昨年後半から、一般鋼材は毎月のごとく値上げを繰り返し、高炉商品もメーカーは値上げをしてきたものの、一般流通は市場の動きの鈍さから慎重な動きをしていた。しかし、年末年始にかけて値上げの動きが活発になってきた。これは、それまでの復興需要を含む需要は土木を中心とした一般鋼材が主であったが、消費税の値上げもあって、鉄鋼製品全体に需要増加の兆しを感じている所以であろうか。今年前半、特に4月の消費税上げまでに値戻し的値上げの動きが顕著になってくるであろう。

<今月の一冊>「銀二貫」高田 郁著(幻冬舎)

(大阪の本屋と問屋が選んだほんまに読んでほしい本 第1回受賞作)

「卑怯云々は関係あらへん。喧嘩は無駄に腹が減るさかい、やめとくこっちゃ。人にはそれぞれ決着のつけ方というものがある。刀で決着をつけるのはお侍。算盤で決着つけるのが商人。知恵と才覚とを絞って商いの上で決着をつけるのが商人なんや。お前さんがしようとしたんは刀を振り回すのに似ている。商人にとって一番恥ずかしいのは、決着のつけ方を間違うことやで。」

「なあ、松吉。一里の道は一歩では行かれへん。
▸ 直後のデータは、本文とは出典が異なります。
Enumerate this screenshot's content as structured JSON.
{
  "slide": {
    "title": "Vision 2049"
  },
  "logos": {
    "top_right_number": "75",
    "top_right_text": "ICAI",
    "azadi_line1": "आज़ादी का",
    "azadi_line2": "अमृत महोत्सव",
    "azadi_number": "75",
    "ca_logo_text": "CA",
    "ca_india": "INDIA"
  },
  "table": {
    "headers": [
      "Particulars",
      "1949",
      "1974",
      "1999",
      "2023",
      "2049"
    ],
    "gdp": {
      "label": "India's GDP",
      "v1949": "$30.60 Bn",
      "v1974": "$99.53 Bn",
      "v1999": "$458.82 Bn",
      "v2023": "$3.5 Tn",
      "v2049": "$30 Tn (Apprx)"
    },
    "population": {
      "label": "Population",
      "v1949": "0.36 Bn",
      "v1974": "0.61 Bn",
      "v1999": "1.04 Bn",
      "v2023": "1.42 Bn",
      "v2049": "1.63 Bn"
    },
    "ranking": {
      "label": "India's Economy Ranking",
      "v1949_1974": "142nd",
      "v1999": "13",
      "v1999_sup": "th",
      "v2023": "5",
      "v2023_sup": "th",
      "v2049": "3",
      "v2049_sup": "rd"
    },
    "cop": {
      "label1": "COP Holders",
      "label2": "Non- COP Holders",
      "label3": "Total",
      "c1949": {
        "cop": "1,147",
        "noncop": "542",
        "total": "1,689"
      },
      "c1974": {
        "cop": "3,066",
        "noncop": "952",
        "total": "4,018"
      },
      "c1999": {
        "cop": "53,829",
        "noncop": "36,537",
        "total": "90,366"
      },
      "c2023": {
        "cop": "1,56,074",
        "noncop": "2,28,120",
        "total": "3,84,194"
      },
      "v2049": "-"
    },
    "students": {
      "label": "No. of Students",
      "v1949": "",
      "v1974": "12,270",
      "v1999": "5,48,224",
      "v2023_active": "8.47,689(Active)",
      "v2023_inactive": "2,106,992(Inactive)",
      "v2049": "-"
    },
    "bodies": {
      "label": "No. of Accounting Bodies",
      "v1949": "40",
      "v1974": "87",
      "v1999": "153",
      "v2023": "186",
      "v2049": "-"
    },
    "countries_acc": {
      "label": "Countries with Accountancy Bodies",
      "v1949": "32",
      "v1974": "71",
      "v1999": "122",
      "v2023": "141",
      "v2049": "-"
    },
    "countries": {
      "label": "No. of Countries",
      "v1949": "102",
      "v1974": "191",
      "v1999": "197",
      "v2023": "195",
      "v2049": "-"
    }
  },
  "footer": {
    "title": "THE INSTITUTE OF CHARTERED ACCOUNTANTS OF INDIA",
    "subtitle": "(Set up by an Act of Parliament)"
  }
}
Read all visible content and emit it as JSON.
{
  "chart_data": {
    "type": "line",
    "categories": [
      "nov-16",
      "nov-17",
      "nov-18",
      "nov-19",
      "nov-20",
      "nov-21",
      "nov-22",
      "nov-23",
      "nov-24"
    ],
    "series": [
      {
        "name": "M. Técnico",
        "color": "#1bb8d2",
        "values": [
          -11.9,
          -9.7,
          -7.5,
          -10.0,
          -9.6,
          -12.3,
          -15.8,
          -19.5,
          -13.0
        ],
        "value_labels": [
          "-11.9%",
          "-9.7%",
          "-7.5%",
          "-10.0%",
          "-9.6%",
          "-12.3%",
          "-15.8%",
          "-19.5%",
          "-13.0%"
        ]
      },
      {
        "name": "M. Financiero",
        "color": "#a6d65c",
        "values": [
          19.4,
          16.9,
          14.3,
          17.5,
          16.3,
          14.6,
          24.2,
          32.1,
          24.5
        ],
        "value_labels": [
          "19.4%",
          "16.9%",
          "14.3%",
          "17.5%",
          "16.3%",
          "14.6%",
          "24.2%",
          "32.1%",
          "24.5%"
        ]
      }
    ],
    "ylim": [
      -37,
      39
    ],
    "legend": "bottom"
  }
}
けんど、一歩一歩たゆまんと歩き続けたら必ず一里先に辿り着ける。お前はんはもう歩き出したんや。転んだなら立ち上がったらええ。簡単にあきらめたらあかん。」


<最近の動き>

11127,28日に開催された大阪産業振興機構主催の「ビジネスフェスタ2013」にも、多数の皆様においでいただきました。新たな挑戦として10月の勧業展と共に、切り絵作家さんとのコラボレーションに取り組み、例年になく盛況の内に展示会は幕を閉じましたが、この取り組みを今後どのように展開していくかが今年の新たな課題です。

2、「御堂筋光のイルミネーション」(1月19日まで)に、大阪府が一般の人から公募したメッセージボードを製作して納品させて頂きました。

3、数軒のお客様から、ステンレス・銅等の素材を使った機械部品にシリアルナンバーをマーキングさせて頂きました。